Um sentimento estranho tomou conta de mim. Era diferente estar no Monumental daquela forma. Eu queria gritar, vibrar, xingar, mas era hora de digital o discurso do Túlio Macedo.
Os times entraram em campo e soterrada naquele ambiente queria chorar de raiva. Sim, a ira tomou conta do meu coraçãozinho. Não queria ser adulta naquela hora, não me importava mais com meu estágio.
Peguei alguns trocados e fui até o bar respirar um pouco. Comprei um pacote de Trakinas de chocolate. Caminhava lentamente até a assessoria quando o som do Olímpico mudou. Corri segurando firmemente as bolachas, eu podia cair, no entanto meu pequeno prazer adocicado precisava estar seguro. Cheguei ofegante e não acreditei, tinha sido feito um gol. Fiquei ainda mais decepcionada, mesmo com o placar favorável ao Grêmio.
Devorei as Trakinas. Não duraram cinco minutos. Elas tentaram me conformar diante do meu sentimento, mesmo assim não foram suficiente. Fui para casa quieta, em silêncio, quase em luto. Entrei no apartamento e sentei no sofá. Enfim, meu caminho estava sendo trilhado. Aquele era o primeiro passo. Quero ver quando for a vez da imparcialidade no futebol. Daí nem as bolachas vão ajudar...

4 comentários:

Anônimo disse...

Belo texto, Ananda. Eu que não sou adepto ao futebol me envolvi na história...
Sucesso, viu??

Waguinho

Thales Barreto disse...

Gostei do texto. É interessante (ok, triste) estar no olimpico e não poder ver o tricolor ganhar.

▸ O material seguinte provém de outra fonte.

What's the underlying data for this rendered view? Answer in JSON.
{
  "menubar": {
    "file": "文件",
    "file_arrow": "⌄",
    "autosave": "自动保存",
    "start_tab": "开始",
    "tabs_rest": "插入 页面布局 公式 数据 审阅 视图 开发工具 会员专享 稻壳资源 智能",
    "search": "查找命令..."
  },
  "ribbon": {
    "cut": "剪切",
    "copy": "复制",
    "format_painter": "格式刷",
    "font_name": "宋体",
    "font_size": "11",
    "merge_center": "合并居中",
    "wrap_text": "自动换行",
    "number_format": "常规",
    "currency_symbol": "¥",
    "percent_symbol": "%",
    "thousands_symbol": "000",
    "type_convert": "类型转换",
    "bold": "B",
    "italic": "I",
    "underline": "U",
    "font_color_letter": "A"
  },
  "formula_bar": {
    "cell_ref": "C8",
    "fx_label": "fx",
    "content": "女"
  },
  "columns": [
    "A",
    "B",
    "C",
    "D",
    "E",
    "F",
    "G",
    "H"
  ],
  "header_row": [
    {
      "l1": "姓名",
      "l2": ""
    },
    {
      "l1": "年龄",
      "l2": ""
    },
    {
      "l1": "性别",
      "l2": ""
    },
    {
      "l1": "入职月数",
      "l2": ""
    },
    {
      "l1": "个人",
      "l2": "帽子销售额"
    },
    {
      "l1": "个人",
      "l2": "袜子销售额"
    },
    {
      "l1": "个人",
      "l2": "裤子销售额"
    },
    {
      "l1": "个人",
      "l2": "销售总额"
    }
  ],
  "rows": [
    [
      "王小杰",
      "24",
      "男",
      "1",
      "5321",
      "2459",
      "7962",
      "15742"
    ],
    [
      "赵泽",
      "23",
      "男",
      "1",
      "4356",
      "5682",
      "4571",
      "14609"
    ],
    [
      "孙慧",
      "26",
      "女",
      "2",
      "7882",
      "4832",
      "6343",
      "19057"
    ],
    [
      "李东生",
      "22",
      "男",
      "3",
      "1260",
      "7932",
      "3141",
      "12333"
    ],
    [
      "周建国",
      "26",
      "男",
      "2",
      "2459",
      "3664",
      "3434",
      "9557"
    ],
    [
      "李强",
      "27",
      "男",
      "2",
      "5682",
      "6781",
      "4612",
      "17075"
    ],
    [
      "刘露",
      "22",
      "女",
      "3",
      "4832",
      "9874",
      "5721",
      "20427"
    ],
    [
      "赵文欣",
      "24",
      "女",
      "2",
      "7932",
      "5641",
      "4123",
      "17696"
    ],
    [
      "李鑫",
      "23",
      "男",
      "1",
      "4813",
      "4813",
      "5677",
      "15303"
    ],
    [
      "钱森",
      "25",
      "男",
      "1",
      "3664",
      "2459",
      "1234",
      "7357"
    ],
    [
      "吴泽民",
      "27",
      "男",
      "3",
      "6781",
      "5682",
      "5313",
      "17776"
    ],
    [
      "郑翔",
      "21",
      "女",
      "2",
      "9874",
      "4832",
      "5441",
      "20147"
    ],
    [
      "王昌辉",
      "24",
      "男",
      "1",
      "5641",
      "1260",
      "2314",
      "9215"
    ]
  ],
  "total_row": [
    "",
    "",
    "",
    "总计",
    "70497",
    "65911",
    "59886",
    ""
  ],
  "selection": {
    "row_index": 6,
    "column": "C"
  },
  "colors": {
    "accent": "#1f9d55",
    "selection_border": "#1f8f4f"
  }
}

Só um comentário sobre o final... Imparcialidade... Por que? admita que é gremista. Eu tenho uma visão diferente sobre isso, acho que dá mais credibilidade se você assumir uma posição do que tentar uma coisa que talvez não consiga. Eu não escondo meu gremismo. Momento de reflexão jornalistica... Bjos. :)

Luana Fuentefria disse...

Ai, que triste.

Pior ainda a parte da Trakinas. A gente sempe fica mais triste depois que come Trakinas... pq será?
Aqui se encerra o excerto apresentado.